Teori NSM mengandung beberapa konsep teoretis penting, yaitu semantic prime, polysemy, aloleksi, valence pilihan, dan sintaksis NSM. Dari konsep tersebut, konsep yang paling relevan dalam menganalisis struktur semantik kata kerja melaksanakan dalam bahasa Jawa Kuno adalah semantic prime, polysemy, dan sintaksis MSA. Semantic prime adalah sekumpulan makna yang

Vol. 27 No.1

tidak dapat diubah karena diwarisi sejak kelahiran manusia. Makna ini merupakan cerminan dasar pikiran manusia (Goddard, 1996: 2). Makna utama semantik telah diselidiki termasuk bidang bahasa, baik tipologis dan genetik. Perkembangan yang sangat penting yang dicatat pada tahun 2002 Goddard dan Wierzbicka dalam Sudipa (2007) telah mencatat 65 item makna asli dalam bahasa Inggris.

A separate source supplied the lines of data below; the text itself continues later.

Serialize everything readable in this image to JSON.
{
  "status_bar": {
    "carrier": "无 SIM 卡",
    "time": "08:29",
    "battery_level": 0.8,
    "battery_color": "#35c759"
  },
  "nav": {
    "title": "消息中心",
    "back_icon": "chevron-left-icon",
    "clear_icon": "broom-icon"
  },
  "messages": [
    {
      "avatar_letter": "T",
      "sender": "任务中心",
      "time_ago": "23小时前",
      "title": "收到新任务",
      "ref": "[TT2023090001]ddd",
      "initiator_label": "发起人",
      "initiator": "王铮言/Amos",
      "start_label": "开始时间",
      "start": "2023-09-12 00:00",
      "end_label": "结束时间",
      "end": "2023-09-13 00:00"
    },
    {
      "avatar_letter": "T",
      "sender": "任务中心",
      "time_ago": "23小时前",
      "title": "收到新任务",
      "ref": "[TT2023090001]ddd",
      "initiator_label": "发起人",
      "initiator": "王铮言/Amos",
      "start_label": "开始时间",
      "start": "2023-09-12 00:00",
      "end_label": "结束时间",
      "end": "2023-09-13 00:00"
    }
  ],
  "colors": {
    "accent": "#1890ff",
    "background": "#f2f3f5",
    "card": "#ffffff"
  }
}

Terkait dengan konsep, penjelasan makna dianalisis dengan parafrase. Menurut Wierzbicka (1996:23; Sutjiati, 2000:248; Sudipa, 2004:147) Teknik analisis MSA menggunakan parafrasa mengikuti aturan, sebagai berikut: Pertama, parafrasa harus menggunakan kombinasi sejumlah makna asli yang telah diajukan oleh Wierzbicka. Kombinasi dari sejumlah makna yang terkait dengan klaim asli yang diperlukan dari teori NSM, suatu bentuk tidak dapat diuraikan hanya dengan menggunakan satu makna asli. Kedua, parafrasa juga dapat dilakukan dengan menggunakan elemen-elemen yang membentuk kekhasan suatu bahasa. Hal ini dapat dilakukan dengan menggabungkan elemen-elemen yang membentuk keunikan bahasa itu sendiri untuk menguraikan artinya. Ketiga, kalimat yang diparafrasekan harus mengikuti aturan sintaks yang digunakan untuk parafrase. Keempat, parafrase selalu menggunakan bahasa yang sederhana. Kelima, Kalimat parafrasa terkadang membutuhkan indentasi khusus dan spasi. Terkait dengan teori dan konsep yang dirujuk dalam menilai struktur semantik dan makna asali kata kerja ‘melaksanakan’ dalam bahasa Jawa Kuna. maka penerapan teori tersebut sangat memadai karena dapat menjelaskan hal tersebut.

  • 3.    Metode

Penelitian ini menggunakan sumber data dari Adiparwa dan lontar Bhuana Kosa. Data dikumpulkan dengan menggunakan metode simak yang dikombinasikan dengan teknik dasar catat. Metode simak ini dipilih karena objek yang diteliti berupa bahasa yang bersifat teks (Sudaryanto, 2015:205--206).

Metode agih digunakan untuk analisis data. Metode ini disertai dengan teknik ubah wujud

parafrasa, yaitu mengubah wujud salah satu atau beberapa unsur satuan lingual yang bersangkutan (Sudaryanto, 2015:45). Teknik ini digunakan untuk menganalisis struktur semantik verba magawe, makirtya, nangun, makardi, makerti, mayasa dengan menggunakan teori MSA

Selanjutnya setelah data dianalisis, dilanjutkan dengan penyajian hasil analisis dengan menggunakan metode informal. Metode informal adalah metode yang menguraikan hasil analisis dengan kata-kata biasa (Sudaryanto, 2015:241).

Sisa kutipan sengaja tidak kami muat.